Assembly District 43 – Don Vruwink

Who I am

I was first elected to the Assembly in 2016 and am running for re-election in 2020. I grew up on a dairy farm in Central Wisconsin and am a lifelong Wisconsin resident. I have been married to my wife Beth for 42 years and have one son, Craig.

I have dedicated my career to public education, spending 42 years as a school teacher. I began teaching in 1975 in a Northern Wisconsin school district and moved to Milton in 1979 to teach history at Milton High School.
During my years teaching, I have coached more than 90 high school teams, where I impressed upon my student athletes the importance of working together and cooperating to achieve a common goal.

I retired as an educator in 2011 but have continued to serve my community in other roles. I served on the Milton City Council from 2011-2015, and was elected president in 2014. I also served on the Milton School Board.

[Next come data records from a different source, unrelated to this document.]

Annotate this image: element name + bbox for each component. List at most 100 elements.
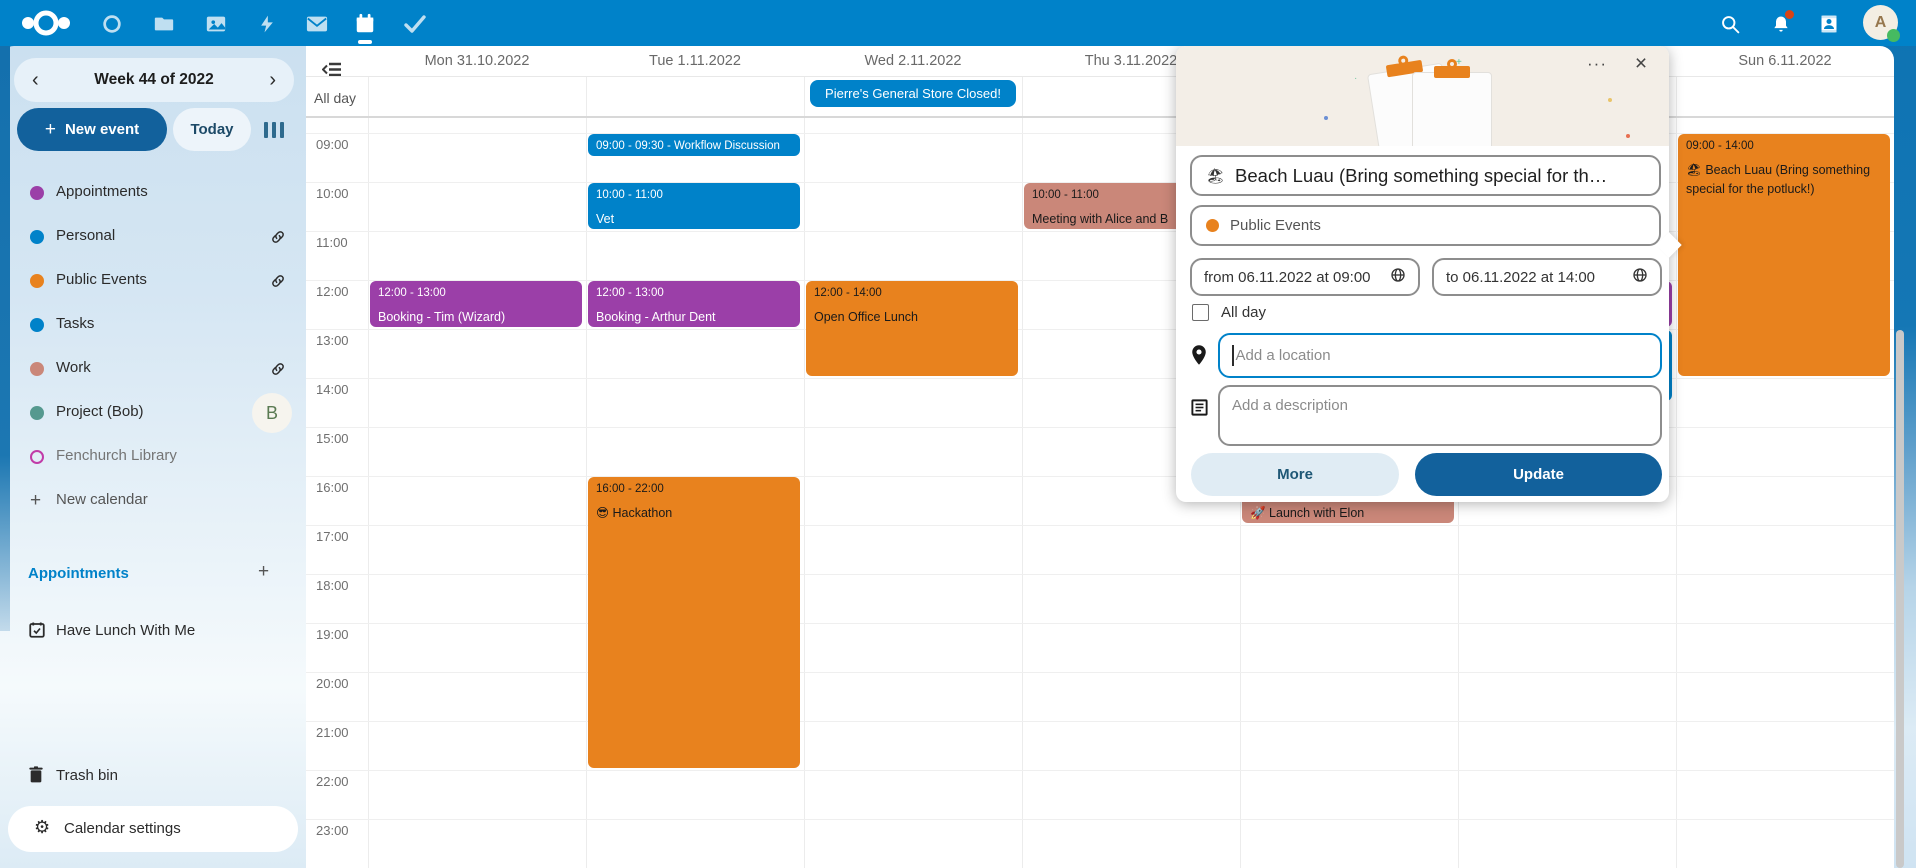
from-datetime-field[interactable]: from 06.11.2022 at 09:00 <box>1190 258 1420 296</box>
event-title-input[interactable]: 🏖 Beach Luau (Bring something special fo… <box>1190 155 1661 196</box>
all-day-event[interactable]: Pierre's General Store Closed! <box>810 80 1016 107</box>
clipboard-illustration <box>1412 72 1492 146</box>
share-avatar-badge: B <box>252 393 292 433</box>
day-header: Mon 31.10.2022 <box>368 53 586 73</box>
trash-bin-item[interactable]: Trash bin <box>0 754 306 798</box>
appointment-item[interactable]: Have Lunch With Me <box>0 609 306 653</box>
hour-label: 22:00 <box>316 774 349 789</box>
popup-header: + · ··· × <box>1176 46 1669 146</box>
previous-week-button[interactable]: ‹ <box>32 70 39 90</box>
confetti-plus: + <box>1456 58 1462 68</box>
calendar-label: Tasks <box>56 315 94 332</box>
search-icon[interactable] <box>1717 11 1743 37</box>
event-title: Open Office Lunch <box>814 308 1010 327</box>
files-icon[interactable] <box>151 11 177 37</box>
calendar-label: Personal <box>56 227 115 244</box>
new-calendar-button[interactable]: +New calendar <box>0 479 306 523</box>
event-title-text: Beach Luau (Bring something special for … <box>1235 165 1607 187</box>
grid-line <box>368 76 369 868</box>
to-datetime-field[interactable]: to 06.11.2022 at 14:00 <box>1432 258 1662 296</box>
update-button[interactable]: Update <box>1415 453 1662 496</box>
event-time: 12:00 - 14:00 <box>814 286 1010 301</box>
notifications-bell-icon[interactable] <box>1768 11 1794 37</box>
grid-line <box>1022 76 1023 868</box>
notification-dot <box>1785 10 1794 19</box>
calendar-color-dot <box>30 274 44 288</box>
dashboard-icon[interactable] <box>99 11 125 37</box>
globe-icon[interactable] <box>1632 267 1648 287</box>
plus-icon: + <box>30 490 41 512</box>
all-day-label: All day <box>314 90 356 106</box>
calendar-select[interactable]: Public Events <box>1190 205 1661 246</box>
calendar-label: Fenchurch Library <box>56 447 177 464</box>
sidebar-calendar-work[interactable]: Work <box>0 347 306 391</box>
trash-bin-label: Trash bin <box>56 767 118 784</box>
sidebar-calendar-appointments[interactable]: Appointments <box>0 171 306 215</box>
scrollbar-thumb[interactable] <box>1896 330 1904 868</box>
more-button[interactable]: More <box>1191 453 1399 496</box>
calendar-label: Public Events <box>56 271 147 288</box>
hour-label: 16:00 <box>316 480 349 495</box>
calendar-settings-label: Calendar settings <box>64 820 181 837</box>
new-event-button[interactable]: + New event <box>17 108 167 151</box>
event-time: 09:00 - 09:30 - Workflow Discussion <box>596 139 792 154</box>
activity-icon[interactable] <box>254 11 280 37</box>
sidebar-calendar-personal[interactable]: Personal <box>0 215 306 259</box>
calendar-settings-button[interactable]: ⚙ Calendar settings <box>8 806 298 852</box>
mail-icon[interactable] <box>304 11 330 37</box>
calendar-event[interactable]: 12:00 - 13:00Booking - Tim (Wizard) <box>370 281 582 327</box>
event-time: 10:00 - 11:00 <box>596 188 792 203</box>
event-time: 16:00 - 22:00 <box>596 482 792 497</box>
sidebar-calendar-public-events[interactable]: Public Events <box>0 259 306 303</box>
calendar-event[interactable]: 09:00 - 09:30 - Workflow Discussion <box>588 134 800 156</box>
today-button[interactable]: Today <box>173 108 251 151</box>
more-options-icon[interactable]: ··· <box>1580 54 1614 84</box>
calendar-event[interactable]: 10:00 - 11:00Vet <box>588 183 800 229</box>
new-event-label: New event <box>65 121 139 138</box>
grid-line <box>306 574 1894 575</box>
location-input[interactable]: Add a location <box>1218 333 1662 378</box>
location-placeholder: Add a location <box>1236 347 1331 364</box>
all-day-checkbox[interactable] <box>1192 304 1209 321</box>
event-title: 🚀 Launch with Elon <box>1250 504 1446 523</box>
hour-label: 21:00 <box>316 725 349 740</box>
add-appointment-config-button[interactable]: + <box>258 561 269 583</box>
sidebar-calendar-fenchurch-library[interactable]: Fenchurch Library <box>0 435 306 479</box>
day-header: Sun 6.11.2022 <box>1676 53 1894 73</box>
close-icon[interactable]: × <box>1624 52 1658 84</box>
grid-line <box>586 76 587 868</box>
contacts-icon[interactable] <box>1816 11 1842 37</box>
location-pin-icon <box>1190 344 1208 371</box>
hour-label: 12:00 <box>316 284 349 299</box>
description-input[interactable]: Add a description <box>1218 385 1662 446</box>
photos-icon[interactable] <box>203 11 229 37</box>
collapse-sidebar-icon[interactable] <box>322 62 342 82</box>
tasks-icon[interactable] <box>402 11 428 37</box>
sidebar-calendar-tasks[interactable]: Tasks <box>0 303 306 347</box>
avatar[interactable]: A <box>1863 5 1898 40</box>
calendar-icon[interactable] <box>352 11 378 37</box>
hour-label: 14:00 <box>316 382 349 397</box>
sidebar-calendar-project-bob[interactable]: Project (Bob)B <box>0 391 306 435</box>
nextcloud-logo[interactable] <box>20 8 72 43</box>
calendar-event[interactable]: 12:00 - 13:00Booking - Arthur Dent <box>588 281 800 327</box>
globe-icon[interactable] <box>1390 267 1406 287</box>
event-title: Booking - Arthur Dent <box>596 308 792 327</box>
hour-label: 18:00 <box>316 578 349 593</box>
plus-icon: + <box>45 119 56 141</box>
calendar-event[interactable]: 09:00 - 14:00🏖 Beach Luau (Bring somethi… <box>1678 134 1890 376</box>
calendar-color-dot <box>30 186 44 200</box>
to-value: to 06.11.2022 at 14:00 <box>1446 269 1595 286</box>
hour-label: 11:00 <box>316 235 348 250</box>
calendar-event[interactable]: 12:00 - 14:00 Open Office Lunch <box>806 281 1018 376</box>
calendar-color-dot <box>30 362 44 376</box>
grid-line <box>306 770 1894 771</box>
confetti-dot <box>1608 98 1612 102</box>
calendar-check-icon <box>28 621 46 644</box>
hour-label: 23:00 <box>316 823 349 838</box>
view-switcher-icon[interactable] <box>261 120 287 140</box>
appointments-section-heading: Appointments <box>28 565 129 582</box>
calendar-event[interactable]: 16:00 - 22:00😎 Hackathon <box>588 477 800 768</box>
today-label: Today <box>190 121 233 138</box>
next-week-button[interactable]: › <box>269 70 276 90</box>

I am a proud Democrat and want to help advance important Democratic ideals like restoring funding to K-12 education and the UW System, supporting workers, protecting our environment, promoting good government, championing redistricting reform, and strengthening Wisconsin’s open records laws against attacks by the majority party.

Why I’m running

I am running to continue the work on legislation I have been working on for the last 2 terms. I want to bring a civil bipartisan approach to the governing that is severely lacking.

The average student loan debt in Wisconsin is about $30,000 per student. This substantial debt is creating a long-term drag on the Wisconsin economy. I’ve worked with the Wisconsin Bankers to create a public-private partnership plan which is being reviewed by the WMC.

Rural Broadband is a major interest of mine because we’ve seen in this COVID-era the importance of online learning for schools and the need for 5G for rural businesses. I’d like to see the state transition to a 21st century infrastructure plan that would use capital markets to finance parts of our infrastructure and take politics out of the decision making process and stabilized funding.

The eventual elimination of personal property tax for small businesses is significant. We should keep an open mind about other ways to raise revenue to offset an elimination of this tax.